Парижские газеты вскоре доставили подробности процесса и казни.
Суд пэров приговорил корсиканца к наказанию, определенному за отцеубийство: ему предстояло шествовать на лобное место в рубахе, босиком, с черным покрывалом на голове.
В день казни Фиески сохранял невозмутимое спокойствие. Он отнесся с полным безразличием к сообщению о замене квалифицированного ритуала казни обыкновенным порядком. На вопрос одного из помощников палача, нет ли у него редингота (день был холодный), он отвечал: «О, мне недолго придется мерзнуть»…
Пока ему связывают руки за спиною, он погружается в раздумье. Затем торжественно возглашает:
– О, зачем я не оставил моих костей под Москвою, вместо того чтоб дать себе срезать голову на родине… Но я не раскаиваюсь в моем поступке и с эшафота буду служить образцом!
Когда приготовления закончены, Фиески поднимается и оглядывает присутствующих:
– Я беру вас всех в свидетели, что я завещаю мою голову господину Лавока (его защитнику). Я записал это в моем завещании и думаю, что закон охранит мою волю… Отвечайте, кто из вас поднимет мою голову? Заявляю, что она принадлежит не ему! Я отдаю мою голову господину Лавока, душу – богу и тело – земле…
В семь с четвертью приготовления закончены. Приговоренных проводят длинными коридорами в сад малого Люксембурга, где их ждут три кареты. Каждый осужденный помещается в отдельном купе с исповедником и двумя жандармами.
Незадолго до прибытия осужденных дежурные комиссары полиции открыли доступ тем присутствующим, которые находились ближе других к орудию казни. В десять минут три тысячи зрителей заполнили площадь, на которой находилось несколько генералов в полной парадной форме, королевский следователь и старший референдарий палаты пэров.
По ту сторону барьера, в кабачке виноторговца Этьена, можно было заметить герцога Брунсвика, который из окна первого этажа не отводил от эшафота красивого бинокля из слоновой кости, покрытого богатыми барельефами. Рядом с ним находился еще один англичанин весьма высокого происхождения. Говорят, каждый из
них уплатил по нескольку сот франков за удовольствие видеть отсекновение трех голов.
Вскоре появляются кареты осужденных. Все трое спокойно выходят и направляются к эшафоту.
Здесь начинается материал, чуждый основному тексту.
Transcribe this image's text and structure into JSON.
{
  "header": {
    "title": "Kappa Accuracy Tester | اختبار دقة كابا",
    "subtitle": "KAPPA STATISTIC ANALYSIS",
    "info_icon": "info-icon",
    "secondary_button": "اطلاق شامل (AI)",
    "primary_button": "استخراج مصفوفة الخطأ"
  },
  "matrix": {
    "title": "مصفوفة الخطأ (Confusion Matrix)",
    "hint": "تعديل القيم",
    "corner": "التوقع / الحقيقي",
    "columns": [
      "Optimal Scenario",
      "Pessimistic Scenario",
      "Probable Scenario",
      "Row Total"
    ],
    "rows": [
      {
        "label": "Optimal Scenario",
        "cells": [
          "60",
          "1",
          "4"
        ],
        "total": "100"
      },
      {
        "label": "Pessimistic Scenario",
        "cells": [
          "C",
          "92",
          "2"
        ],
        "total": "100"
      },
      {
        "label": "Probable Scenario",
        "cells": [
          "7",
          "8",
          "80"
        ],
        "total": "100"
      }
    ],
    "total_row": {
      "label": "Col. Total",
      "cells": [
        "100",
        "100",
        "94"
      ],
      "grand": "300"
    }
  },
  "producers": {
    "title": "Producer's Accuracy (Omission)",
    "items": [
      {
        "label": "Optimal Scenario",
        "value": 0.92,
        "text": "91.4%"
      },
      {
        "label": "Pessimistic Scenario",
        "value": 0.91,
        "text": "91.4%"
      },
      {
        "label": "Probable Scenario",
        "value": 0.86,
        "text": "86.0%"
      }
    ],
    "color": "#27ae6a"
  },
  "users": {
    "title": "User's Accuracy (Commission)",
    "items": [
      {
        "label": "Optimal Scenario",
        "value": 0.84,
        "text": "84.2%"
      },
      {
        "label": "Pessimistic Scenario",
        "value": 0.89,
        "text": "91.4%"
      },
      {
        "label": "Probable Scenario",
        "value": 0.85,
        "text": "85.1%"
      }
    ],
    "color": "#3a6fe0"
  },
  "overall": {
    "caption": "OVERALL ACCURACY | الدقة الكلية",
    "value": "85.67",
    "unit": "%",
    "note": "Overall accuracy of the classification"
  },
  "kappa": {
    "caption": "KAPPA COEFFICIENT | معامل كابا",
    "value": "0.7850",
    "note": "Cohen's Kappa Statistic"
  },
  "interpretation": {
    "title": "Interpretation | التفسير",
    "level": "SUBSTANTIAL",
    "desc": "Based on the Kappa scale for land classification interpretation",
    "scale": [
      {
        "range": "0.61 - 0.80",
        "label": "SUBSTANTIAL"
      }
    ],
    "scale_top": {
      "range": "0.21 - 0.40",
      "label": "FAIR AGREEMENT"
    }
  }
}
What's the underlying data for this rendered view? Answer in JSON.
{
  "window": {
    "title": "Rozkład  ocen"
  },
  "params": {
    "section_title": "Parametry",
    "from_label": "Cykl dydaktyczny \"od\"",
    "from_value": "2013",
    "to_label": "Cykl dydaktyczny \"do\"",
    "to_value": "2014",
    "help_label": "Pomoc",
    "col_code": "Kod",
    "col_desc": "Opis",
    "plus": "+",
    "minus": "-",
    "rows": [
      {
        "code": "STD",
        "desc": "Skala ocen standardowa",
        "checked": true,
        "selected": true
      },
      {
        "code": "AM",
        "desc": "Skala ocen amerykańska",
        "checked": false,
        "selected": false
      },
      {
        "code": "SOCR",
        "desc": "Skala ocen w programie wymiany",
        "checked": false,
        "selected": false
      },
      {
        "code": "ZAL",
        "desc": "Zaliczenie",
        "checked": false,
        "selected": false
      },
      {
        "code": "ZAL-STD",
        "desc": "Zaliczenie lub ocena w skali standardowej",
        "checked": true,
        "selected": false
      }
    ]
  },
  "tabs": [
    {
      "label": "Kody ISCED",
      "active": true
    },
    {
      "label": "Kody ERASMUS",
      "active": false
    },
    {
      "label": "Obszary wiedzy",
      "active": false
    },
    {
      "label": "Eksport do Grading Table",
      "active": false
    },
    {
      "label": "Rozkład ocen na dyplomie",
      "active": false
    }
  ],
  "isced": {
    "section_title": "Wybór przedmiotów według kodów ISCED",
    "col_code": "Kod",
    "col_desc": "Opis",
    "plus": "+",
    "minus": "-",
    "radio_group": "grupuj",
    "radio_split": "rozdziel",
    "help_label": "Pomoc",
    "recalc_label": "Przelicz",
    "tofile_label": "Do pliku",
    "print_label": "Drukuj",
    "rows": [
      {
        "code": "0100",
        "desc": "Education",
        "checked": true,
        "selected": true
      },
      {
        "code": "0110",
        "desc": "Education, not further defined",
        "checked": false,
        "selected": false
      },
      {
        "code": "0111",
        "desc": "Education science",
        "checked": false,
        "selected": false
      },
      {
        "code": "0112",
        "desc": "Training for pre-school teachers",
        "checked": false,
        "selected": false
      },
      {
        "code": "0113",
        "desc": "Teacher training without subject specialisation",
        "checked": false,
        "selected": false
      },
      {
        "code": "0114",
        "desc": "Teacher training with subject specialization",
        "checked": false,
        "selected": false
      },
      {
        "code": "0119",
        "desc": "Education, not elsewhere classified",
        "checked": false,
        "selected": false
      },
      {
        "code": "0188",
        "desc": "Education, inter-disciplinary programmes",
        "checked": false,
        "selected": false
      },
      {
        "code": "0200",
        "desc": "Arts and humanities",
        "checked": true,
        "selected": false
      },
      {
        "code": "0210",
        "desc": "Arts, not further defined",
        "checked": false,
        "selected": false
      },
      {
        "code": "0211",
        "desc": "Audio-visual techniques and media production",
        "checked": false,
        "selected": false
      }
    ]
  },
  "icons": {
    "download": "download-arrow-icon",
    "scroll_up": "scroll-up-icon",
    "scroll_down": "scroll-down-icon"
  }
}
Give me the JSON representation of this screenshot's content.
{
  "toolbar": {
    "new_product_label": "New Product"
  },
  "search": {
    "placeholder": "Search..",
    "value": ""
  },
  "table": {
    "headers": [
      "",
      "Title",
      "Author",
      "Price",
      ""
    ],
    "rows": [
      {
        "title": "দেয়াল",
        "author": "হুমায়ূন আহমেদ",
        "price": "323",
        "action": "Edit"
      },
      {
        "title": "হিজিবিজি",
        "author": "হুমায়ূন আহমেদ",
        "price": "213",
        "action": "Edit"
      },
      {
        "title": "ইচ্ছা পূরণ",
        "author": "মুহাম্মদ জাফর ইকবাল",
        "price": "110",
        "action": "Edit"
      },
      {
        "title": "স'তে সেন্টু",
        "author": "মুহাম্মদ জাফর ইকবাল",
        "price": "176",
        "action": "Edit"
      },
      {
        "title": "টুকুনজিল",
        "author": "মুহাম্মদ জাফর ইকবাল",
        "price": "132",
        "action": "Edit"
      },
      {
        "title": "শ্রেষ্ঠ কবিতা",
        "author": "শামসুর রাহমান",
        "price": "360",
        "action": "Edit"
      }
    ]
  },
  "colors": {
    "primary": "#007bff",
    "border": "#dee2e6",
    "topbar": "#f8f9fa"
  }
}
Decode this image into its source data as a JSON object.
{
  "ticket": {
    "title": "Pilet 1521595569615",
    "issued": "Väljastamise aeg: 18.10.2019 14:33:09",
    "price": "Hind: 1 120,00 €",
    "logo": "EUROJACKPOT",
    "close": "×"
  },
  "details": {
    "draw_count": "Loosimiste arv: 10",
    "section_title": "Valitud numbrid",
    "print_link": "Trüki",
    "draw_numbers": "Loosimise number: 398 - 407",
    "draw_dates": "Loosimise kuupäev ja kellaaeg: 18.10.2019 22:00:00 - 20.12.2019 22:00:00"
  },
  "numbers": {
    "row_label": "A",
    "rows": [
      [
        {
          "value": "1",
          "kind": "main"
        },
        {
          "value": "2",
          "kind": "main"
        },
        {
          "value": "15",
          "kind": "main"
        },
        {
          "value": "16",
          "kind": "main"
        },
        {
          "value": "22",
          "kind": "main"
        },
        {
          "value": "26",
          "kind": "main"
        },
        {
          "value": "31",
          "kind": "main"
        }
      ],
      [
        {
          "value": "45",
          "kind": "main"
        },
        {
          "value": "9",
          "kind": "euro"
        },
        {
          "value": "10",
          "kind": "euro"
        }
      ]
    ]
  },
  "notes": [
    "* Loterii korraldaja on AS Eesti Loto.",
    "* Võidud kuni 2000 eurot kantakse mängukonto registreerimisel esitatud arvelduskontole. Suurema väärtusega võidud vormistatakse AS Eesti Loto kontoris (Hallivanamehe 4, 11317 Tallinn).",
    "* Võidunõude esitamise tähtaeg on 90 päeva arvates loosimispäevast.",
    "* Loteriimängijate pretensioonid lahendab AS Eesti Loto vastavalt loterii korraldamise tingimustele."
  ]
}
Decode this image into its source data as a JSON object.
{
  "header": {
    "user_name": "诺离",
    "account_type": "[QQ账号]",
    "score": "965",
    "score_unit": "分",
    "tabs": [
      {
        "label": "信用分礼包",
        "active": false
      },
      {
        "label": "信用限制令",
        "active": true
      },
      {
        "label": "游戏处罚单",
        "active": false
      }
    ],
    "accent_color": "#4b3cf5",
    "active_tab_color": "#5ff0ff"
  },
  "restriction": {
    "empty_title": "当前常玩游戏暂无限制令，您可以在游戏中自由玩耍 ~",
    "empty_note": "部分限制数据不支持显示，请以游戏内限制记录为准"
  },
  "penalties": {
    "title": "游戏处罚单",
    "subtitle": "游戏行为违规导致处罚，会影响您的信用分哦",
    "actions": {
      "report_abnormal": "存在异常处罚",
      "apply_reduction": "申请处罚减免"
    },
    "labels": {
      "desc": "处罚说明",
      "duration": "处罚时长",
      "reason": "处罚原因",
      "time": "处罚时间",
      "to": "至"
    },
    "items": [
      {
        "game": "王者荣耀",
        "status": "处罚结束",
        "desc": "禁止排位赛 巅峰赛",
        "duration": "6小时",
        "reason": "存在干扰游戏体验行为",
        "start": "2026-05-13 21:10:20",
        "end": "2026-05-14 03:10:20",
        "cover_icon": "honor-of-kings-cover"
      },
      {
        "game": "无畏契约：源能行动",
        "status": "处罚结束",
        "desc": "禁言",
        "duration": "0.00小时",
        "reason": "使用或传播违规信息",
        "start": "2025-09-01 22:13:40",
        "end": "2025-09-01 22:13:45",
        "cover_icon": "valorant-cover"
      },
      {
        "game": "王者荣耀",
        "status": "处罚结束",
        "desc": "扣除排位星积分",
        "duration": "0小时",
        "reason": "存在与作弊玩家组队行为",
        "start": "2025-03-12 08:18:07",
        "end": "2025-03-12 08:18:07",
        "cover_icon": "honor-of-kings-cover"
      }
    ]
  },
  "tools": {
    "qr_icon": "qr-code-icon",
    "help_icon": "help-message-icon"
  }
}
Сообщники Фиески первые взошли на ступени. Корсиканец не моргнув глазом дважды видел, как взлетал широкий нож, окрашенный кровью его товарищей и готовый опуститься в третий раз на его шейные позвонки. Он продолжал спокойно беседовать с лицами своей охраны. Но вот помощник палача опускает руку на его плечо в знак указания, что наступила его очередь. Фиески бестрепетно приближается к гильотине и просит разрешения обратиться к толпе с последним словом. Комиссар полиции предлагает ему быть кратким.